Adherence to cancer prevention recommendations isn’t just associated with higher survival in cancer patients and lower risk of dying from cancer, but lower risk of dying overall. That’s the beauty of eating a more plant-based diet.
Thirty to 50 percent of common cancers are preventable with diet and lifestyle. We have the power to change our health destiny.
A healthy lifestyle that includes a diet rich in fruits, vegetables, whole grains, and legumes may help reduce the number of breast cancer incidences, for example.
The American Institute for Cancer Research recommendations include maintaining a healthy weight, exercising, and eating a diet rich in whole grains, vegetables, fruits, and beans, while limiting fast food, processed junk, meats, soda, and alcohol.

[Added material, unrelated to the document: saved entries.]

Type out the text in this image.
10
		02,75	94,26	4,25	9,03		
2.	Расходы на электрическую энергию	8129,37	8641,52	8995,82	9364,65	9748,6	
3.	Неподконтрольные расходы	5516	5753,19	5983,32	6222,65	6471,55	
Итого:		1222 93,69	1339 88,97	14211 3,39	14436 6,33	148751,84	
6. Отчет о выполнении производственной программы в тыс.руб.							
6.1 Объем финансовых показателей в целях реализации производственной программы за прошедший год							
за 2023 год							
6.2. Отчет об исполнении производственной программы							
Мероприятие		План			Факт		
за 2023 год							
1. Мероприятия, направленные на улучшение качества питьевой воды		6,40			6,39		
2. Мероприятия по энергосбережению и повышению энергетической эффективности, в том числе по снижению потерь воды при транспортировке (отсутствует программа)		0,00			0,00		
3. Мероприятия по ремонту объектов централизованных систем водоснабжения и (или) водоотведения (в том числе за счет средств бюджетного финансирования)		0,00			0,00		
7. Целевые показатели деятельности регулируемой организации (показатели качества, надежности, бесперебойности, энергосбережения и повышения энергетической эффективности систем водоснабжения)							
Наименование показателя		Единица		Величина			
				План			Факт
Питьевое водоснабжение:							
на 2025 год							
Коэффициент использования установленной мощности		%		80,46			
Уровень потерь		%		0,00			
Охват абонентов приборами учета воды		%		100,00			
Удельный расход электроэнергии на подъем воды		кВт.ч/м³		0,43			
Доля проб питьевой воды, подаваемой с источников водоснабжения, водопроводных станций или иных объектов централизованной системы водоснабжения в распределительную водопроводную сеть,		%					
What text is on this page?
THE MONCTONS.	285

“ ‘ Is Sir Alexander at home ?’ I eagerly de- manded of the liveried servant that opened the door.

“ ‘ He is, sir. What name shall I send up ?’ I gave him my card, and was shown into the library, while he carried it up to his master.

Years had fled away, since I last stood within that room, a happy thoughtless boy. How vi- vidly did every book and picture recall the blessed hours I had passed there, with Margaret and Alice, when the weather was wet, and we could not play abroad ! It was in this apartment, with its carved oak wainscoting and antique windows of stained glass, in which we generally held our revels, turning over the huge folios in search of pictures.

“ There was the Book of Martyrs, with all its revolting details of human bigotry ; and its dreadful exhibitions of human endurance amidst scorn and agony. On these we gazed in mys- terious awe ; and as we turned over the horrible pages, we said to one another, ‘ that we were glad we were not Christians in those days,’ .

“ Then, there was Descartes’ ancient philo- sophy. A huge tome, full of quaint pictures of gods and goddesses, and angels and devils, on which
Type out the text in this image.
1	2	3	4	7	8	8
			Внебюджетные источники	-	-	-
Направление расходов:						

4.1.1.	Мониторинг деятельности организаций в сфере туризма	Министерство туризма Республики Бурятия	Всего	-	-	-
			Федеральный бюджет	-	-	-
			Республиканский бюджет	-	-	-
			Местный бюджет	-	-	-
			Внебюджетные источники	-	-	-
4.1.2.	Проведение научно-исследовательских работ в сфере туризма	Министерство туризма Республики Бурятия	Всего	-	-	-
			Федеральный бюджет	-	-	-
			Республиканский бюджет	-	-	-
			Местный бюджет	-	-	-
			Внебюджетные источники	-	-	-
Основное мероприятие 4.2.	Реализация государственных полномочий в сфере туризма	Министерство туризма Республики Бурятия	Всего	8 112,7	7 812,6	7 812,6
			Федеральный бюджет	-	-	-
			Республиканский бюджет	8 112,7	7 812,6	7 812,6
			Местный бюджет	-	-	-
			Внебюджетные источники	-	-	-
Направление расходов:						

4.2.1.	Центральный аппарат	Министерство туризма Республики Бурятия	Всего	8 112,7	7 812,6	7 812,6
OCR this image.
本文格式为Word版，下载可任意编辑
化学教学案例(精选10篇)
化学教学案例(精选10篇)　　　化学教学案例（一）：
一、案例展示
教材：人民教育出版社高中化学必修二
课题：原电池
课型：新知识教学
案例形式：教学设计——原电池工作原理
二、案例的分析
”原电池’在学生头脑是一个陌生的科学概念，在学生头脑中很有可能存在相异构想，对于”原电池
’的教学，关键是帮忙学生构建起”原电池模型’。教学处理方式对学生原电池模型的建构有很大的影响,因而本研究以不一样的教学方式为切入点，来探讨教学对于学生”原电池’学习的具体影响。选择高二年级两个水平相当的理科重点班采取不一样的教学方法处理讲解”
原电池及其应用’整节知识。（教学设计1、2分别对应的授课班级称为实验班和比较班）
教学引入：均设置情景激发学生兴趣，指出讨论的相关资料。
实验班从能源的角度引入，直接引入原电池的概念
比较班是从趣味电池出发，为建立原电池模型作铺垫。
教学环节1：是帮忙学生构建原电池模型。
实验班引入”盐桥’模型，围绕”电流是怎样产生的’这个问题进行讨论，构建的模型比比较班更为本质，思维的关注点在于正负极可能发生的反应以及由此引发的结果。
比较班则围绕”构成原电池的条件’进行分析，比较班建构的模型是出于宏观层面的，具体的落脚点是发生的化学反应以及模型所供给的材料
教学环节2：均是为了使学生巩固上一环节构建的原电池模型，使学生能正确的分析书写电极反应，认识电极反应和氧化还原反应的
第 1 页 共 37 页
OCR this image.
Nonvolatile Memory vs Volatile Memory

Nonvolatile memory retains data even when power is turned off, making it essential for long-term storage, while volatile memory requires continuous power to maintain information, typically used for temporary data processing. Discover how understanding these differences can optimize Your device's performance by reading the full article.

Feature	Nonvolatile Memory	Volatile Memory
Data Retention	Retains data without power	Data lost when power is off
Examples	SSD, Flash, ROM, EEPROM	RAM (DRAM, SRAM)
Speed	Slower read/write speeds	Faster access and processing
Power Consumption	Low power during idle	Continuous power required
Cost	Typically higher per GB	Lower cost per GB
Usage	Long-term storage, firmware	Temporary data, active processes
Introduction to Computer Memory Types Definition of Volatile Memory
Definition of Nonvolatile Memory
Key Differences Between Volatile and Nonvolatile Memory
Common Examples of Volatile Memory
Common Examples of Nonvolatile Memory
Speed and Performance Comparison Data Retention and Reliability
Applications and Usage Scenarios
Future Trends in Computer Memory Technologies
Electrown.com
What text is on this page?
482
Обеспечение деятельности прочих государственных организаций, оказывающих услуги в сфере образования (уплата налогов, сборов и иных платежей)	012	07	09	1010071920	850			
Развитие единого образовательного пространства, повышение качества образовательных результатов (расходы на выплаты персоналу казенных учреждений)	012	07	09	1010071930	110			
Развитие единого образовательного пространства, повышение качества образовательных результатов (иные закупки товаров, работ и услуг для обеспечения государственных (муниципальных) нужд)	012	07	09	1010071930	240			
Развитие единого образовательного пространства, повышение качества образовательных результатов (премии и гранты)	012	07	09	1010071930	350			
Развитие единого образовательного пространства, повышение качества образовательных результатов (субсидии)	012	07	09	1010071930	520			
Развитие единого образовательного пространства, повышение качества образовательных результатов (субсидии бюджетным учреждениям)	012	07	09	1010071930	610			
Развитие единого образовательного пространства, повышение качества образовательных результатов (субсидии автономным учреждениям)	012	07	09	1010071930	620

Specific to breast cancer, those who met most of those recommendations only had half the risk, compared to individuals who only met a couple. If you could only do one of those recommendations, limiting animal foods seems most protective. Adherence to the recommendations is also associated with higher survival in people who already have cancer.
Higher dietary fiber consumption was associated with a 37 percent lower risk of dying from all causes put together and a 28 percent lower risk of dying specifically from breast cancer among breast cancer survivors––and it didn’t take much. There was about a 10 percent drop in death risk for every increment of 5 daily grams of dietary fiber. That’s like a cup of oatmeal or broccoli, or just a third of a cup of beans.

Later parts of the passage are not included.